Le ministère japonais de l'Éducation, de la Culture, des Sports, des Sciences et de la Technologie (MEXT) a décidé d'établir une nouvelle base de recherche sur la production d'électricité par fusion nucléaire dans la préfecture d'Aomori, en mettant l'accent sur le développement des technologies de traitement du combustible de tritium. Cette base répondra aux besoins de construction des projets de démonstration de fusion nucléaire prévus pour les années 2030 et favorisera la recherche conjointe entre l'industrie, le gouvernement et le monde académique. Le MEXT prévoit d'inscrire environ 100 milliards de yens de dépenses liées au développement de la fusion nucléaire dans sa demande budgétaire pour le prochain exercice.

La production d'électricité par fusion nucléaire libère de l'énergie par la réaction de fusion entre les noyaux de deutérium et de tritium, un principe proche du processus de production d'énergie à l'intérieur du Soleil. Contrairement à l'énergie nucléaire traditionnelle qui repose sur des réactions en chaîne de fission nucléaire, la fusion nucléaire présente un risque moindre d'emballement de la réaction, ce qui en fait une direction importante pour les technologies énergétiques futures aux yeux de nombreux pays.

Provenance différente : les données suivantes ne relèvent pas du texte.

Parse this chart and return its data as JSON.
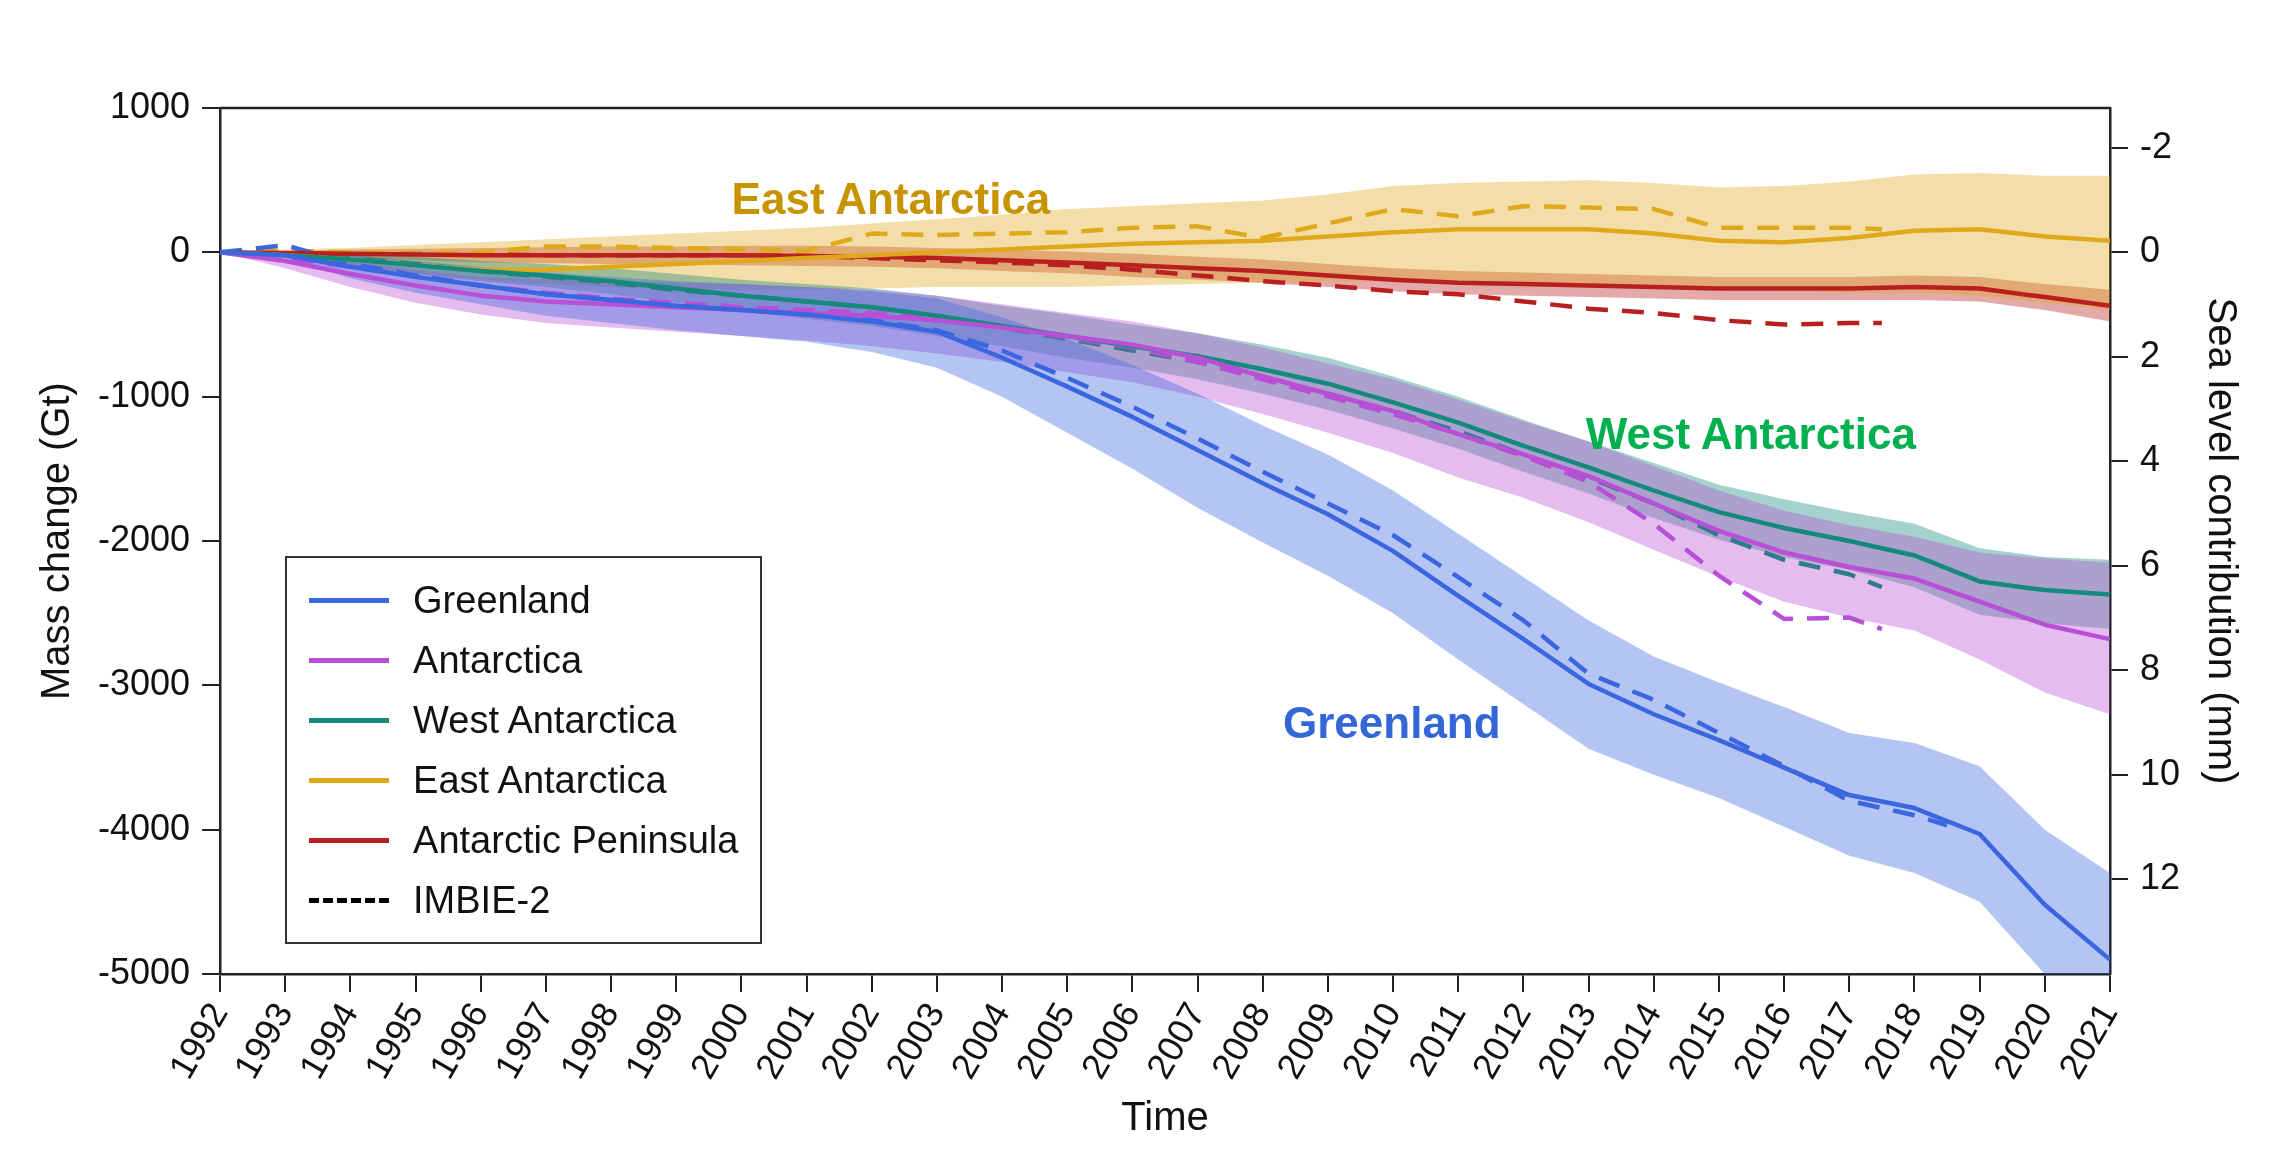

L'application industrielle de la production d'électricité par fusion nucléaire nécessite la circulation stable de grandes quantités de tritium de haute pureté dans le réacteur. À cette fin, le MEXT prévoit d'agrandir l'Institut de recherche sur l'énergie de fusion de Rokkasho, situé dans le village de Rokkasho dans la préfecture d'Aomori, relevant de l'Institut national japonais des sciences et technologies quantiques et radiologiques (QST), et de construire une nouvelle « installation d'essais de sécurité des systèmes de combustible ».

La nouvelle installation servira de plateforme de recherche et développement, soutenant les entreprises et les universités dans la conduite d'essais et de recherches conjoints. Les travaux de R&D concernés comprennent des équipements de stockage sûr du tritium, des technologies permettant de transformer le tritium et d'autres combustibles en pastilles par congélation et de les introduire dans les dispositifs, ainsi que des équipements connexes pour la maintenance à distance des composants internes du réacteur.

Le Japon dispose actuellement de plusieurs instituts de recherche sur la fusion nucléaire qui assument respectivement des tâches de R&D sur différentes voies technologiques, notamment l'Institut de recherche sur les sciences et technologies de la fusion de Naka du QST, l'Institut national de la science de la fusion (NIFS) et l'Institut de recherche sur l'ingénierie laser (ILE) de l'Université d'Osaka. Le MEXT prévoit également d'améliorer les installations de recherche de ces instituts afin de renforcer la synergie entre l'industrie, le monde académique et la recherche. Parmi eux, le NIFS améliore actuellement les performances de son supercalculateur utilisé pour prédire l'état interne des réacteurs.

Le gouvernement japonais a inscrit la fusion nucléaire parmi les domaines d'investissement prioritaires de sa stratégie de croissance. Des responsables du MEXT ont indiqué que le développement des technologies communes nécessaires à la phase d'application pratique de la fusion nucléaire serait accéléré.